Rep. Randy Hultgren (R-Ill.):
…Mr. DeMarco, as has been noted, currently 90% of new mortgage origination are supported by the federal government through either GSEs or Ginnie Mae while either the GSEs owned or guaranteed of 61% of all new residential mortgage loans made in the United States. If the development of a sustainable housing finance system based on private capital is to be successful, what issues should policymakers consider regarding the appropriate role of the FHA and Ginnie Mae moving forward and how can we prevent leakage from the wind-down of GSEs from driving business to FHA and expanding taxpayer liability?

Edward DeMarco:
So with regard to FHA, while obviously this is not a program that I’m responsible for, I would in response to your question offer a few observations. First, Congress could give FHA greater clarity with what Congress expects FHA’s targeted market to be. All right? Is this to serve first-time homebuyers? Is it based on certain communities? Is this really meant to help people get into their starter home, their first home, and then after that you’re expected to go to the conventional market or not? Right now, the only sort of real parameter or limit is the loan limit that FHA operates under. So that’s one way Congress could express some guidance to the role of FHA. There are things that could be done with FHA to give it greater flexibility in terms of pricing risks and being able to resource itself as an agency to carry out a mandate. In other places we set up these sorts of guarantee functions as independent government-owned corporations and give them more flexibility in terms of how they manage their business, what resources, greater flexibility in their human capital, the people they hire to do the job, and greater flexibility with regard to pricing. These are all things that Congress could consider in the context of FHA’s role in the marketplace going forward.

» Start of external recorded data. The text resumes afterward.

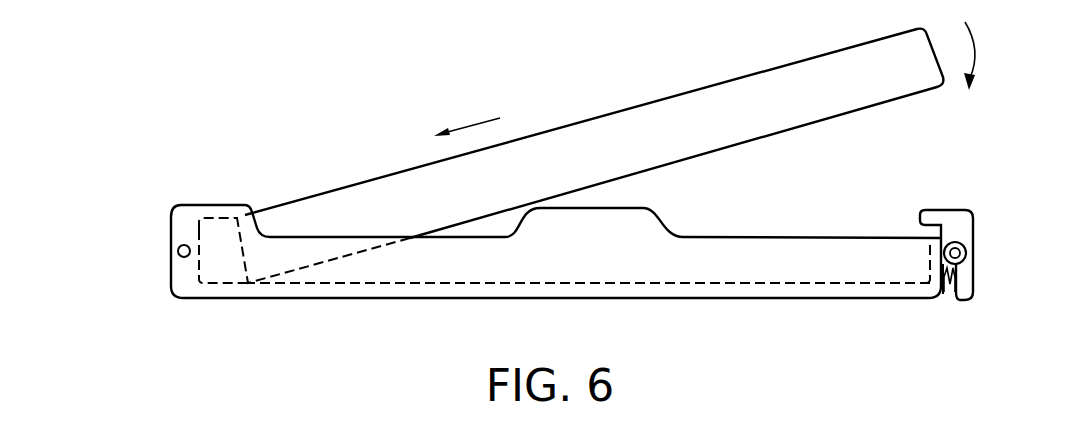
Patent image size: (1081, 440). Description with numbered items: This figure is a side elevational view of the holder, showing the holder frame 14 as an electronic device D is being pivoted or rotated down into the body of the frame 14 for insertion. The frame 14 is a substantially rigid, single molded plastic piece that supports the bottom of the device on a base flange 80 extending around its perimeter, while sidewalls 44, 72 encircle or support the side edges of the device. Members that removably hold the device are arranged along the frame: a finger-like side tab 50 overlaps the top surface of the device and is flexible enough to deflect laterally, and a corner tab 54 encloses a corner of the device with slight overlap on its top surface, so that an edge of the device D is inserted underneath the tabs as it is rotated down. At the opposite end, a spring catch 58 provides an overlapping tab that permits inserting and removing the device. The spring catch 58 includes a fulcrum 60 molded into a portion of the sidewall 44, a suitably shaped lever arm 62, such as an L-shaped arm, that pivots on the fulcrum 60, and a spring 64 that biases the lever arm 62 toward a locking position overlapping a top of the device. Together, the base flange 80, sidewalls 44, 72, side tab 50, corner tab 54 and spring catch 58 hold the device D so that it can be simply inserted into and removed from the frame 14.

The holder frame 14 is at (211, 307).
The corner tab 54 is at (198, 212).
The side tab 50 is at (633, 220).
The base flange 80 is at (774, 252).
The sidewall 72 is at (361, 286).
The sidewall 44 is at (920, 268).
The spring catch 58 is at (969, 203).
The fulcrum 60 is at (966, 243).
The lever arm 62 is at (963, 279).
The spring 64 is at (949, 294).
The electronic device D is at (400, 173).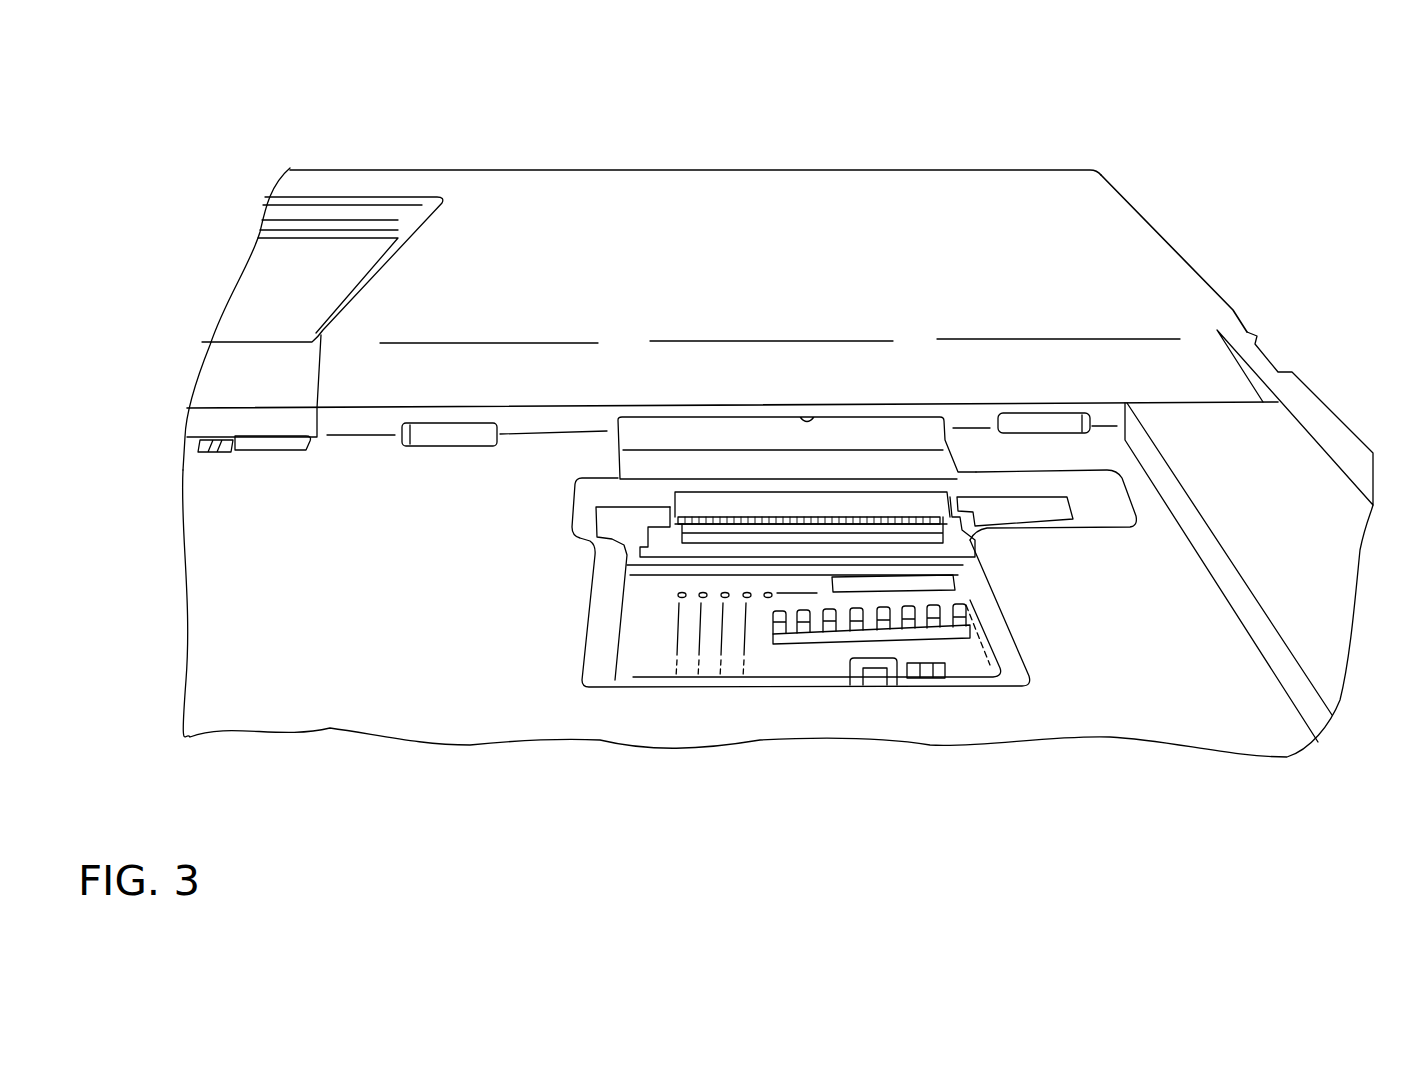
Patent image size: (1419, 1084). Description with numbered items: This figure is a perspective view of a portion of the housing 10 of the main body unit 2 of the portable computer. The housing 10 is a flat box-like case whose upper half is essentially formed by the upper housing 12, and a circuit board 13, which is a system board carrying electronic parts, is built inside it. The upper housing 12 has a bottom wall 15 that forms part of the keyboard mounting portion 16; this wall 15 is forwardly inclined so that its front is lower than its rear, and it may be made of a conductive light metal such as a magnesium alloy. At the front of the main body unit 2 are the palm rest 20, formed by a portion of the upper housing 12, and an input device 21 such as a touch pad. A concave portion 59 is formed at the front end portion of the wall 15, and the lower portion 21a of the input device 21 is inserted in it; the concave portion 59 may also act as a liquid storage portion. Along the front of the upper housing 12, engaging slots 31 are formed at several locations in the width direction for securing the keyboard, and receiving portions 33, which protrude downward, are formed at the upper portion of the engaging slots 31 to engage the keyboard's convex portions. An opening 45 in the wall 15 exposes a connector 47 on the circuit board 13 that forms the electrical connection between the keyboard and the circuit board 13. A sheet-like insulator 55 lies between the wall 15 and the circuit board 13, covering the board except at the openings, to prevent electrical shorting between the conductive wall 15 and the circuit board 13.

Rep. Randy Hultgren (R-Ill.):
…How you think increasing G fees will affect the FHA? Will increasing G fees push businesses to FHA? Will there be more explicit government guarantees there? How do you see this all playing out?

Edward DeMarco:
FHA and FHFA certainly keep an eye on what the other’s G fees are. We’ve both been gradually increasing G fees in the marketplace. Another critical component here that shouldn’t be lost – this is not just Fannie and Freddie’s G fees that matters in this matrix but it’s also the mortgage insurance premium, the private mortgage insurance companies are assessing for this risk. That’s also an important price element when one is looking at the decision of a borrower to go FHA or go conventional. But we’re well aware that increasing our G fees, everything else constant, could tend the margin of this risk to go over to FHA. But the point is whether it’s Fannie or Freddie buying the mortgage or FHA buying the mortgage we all should be operating with appropriate risk-based pricing mechanisms so that we undertake this business in a way in which we are adequately pricing for the risk that we’re undertaking.